According to the Transport NSW website, eligible drivers' licences must include a condition that it may be transferred, and drivers have to have held their licence prior to July 1, 2016. Applications for the payments are currently open until January 13, 2017.

The AU$1 levy to compensate taxi drivers for the legislation was passed last month, with Transport Minister Andrew Constance describing the package at the time as one of the most generous in the world for taxi licence holders.

"Nowhere else in the world have we seen such a generous compensation package to assist industry adjustment when it comes to the taxi industry; nowhere else in the world have we made available the capacity for the transport economy to evolve like we're going to see," Constance told reporters last month.

Uber general manager countered this by saying he wanted more of a transparency in the industry in how compensation was determined.

"If consumers are going to be asked to reach into their pockets and pay an extra levy to fund any hardship in the taxi industry I do hope that there is some transparency over that hardship," he said.

Uber's services were officially made legal in NSW by the state government back in December last year, with a new regular and commissioner put in place to oversee the industry. A transition period was also put in place for a number of months for ridesharing drivers to obtain the correct accreditation to drive legally on NSW roads.

Constance had stressed at the time that under the new model, taxis would enjoy exclusive access to rank and hail jobs.

ACT was the first Australian state or territory to legalise ridesharing last October. This included the same regulatory conditions that are enforced for taxi drivers, such as driver history checks and vehicle safety checks.

Uber was then deemed legal in Western Australia under major taxi industry reform in December, with the proviso that drivers had to obtain special "omnibus" licences in addition to their standard driving licences; while a decision passed by a Victorian County Court judge in favour of a Melbourne Uber driver effectively gave service the green light to operate in Victoria in May.

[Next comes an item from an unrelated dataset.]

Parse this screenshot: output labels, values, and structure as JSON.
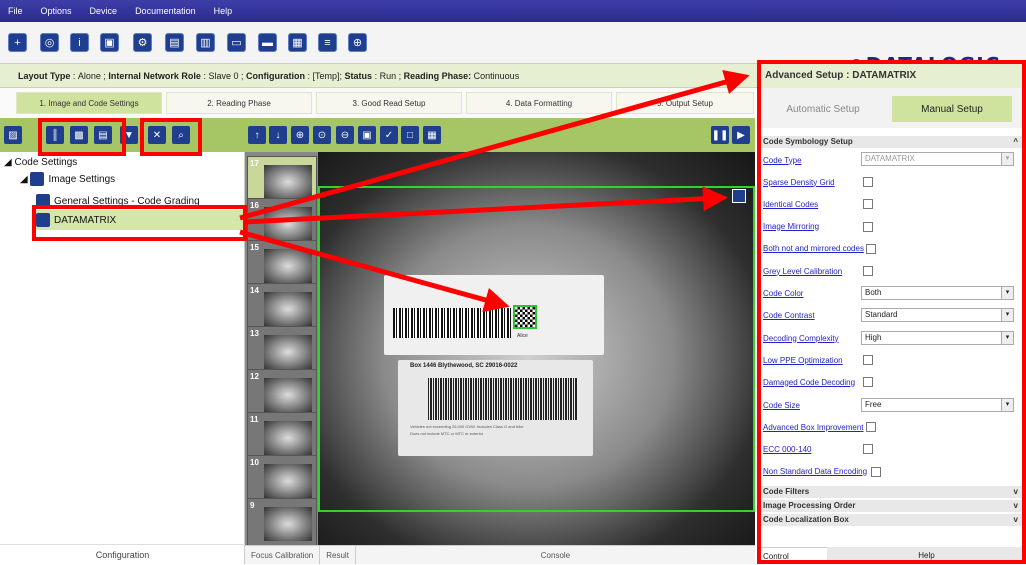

While South Australia followed suit at the start of this month, Uber is still battling the Queensland government to become legal in the state. The Queensland government last month passed new legislation to crack down on Uber drivers, which included increased fines and more powers for traffic enforcement officers.

The Northern Territory government is still refusing to allow Uber to operate.

With AAP

Correction 3:02pm AEST July 18, 2016: Eligible taxi drivers amended to selected taxi licence holders; application dates and conditions added.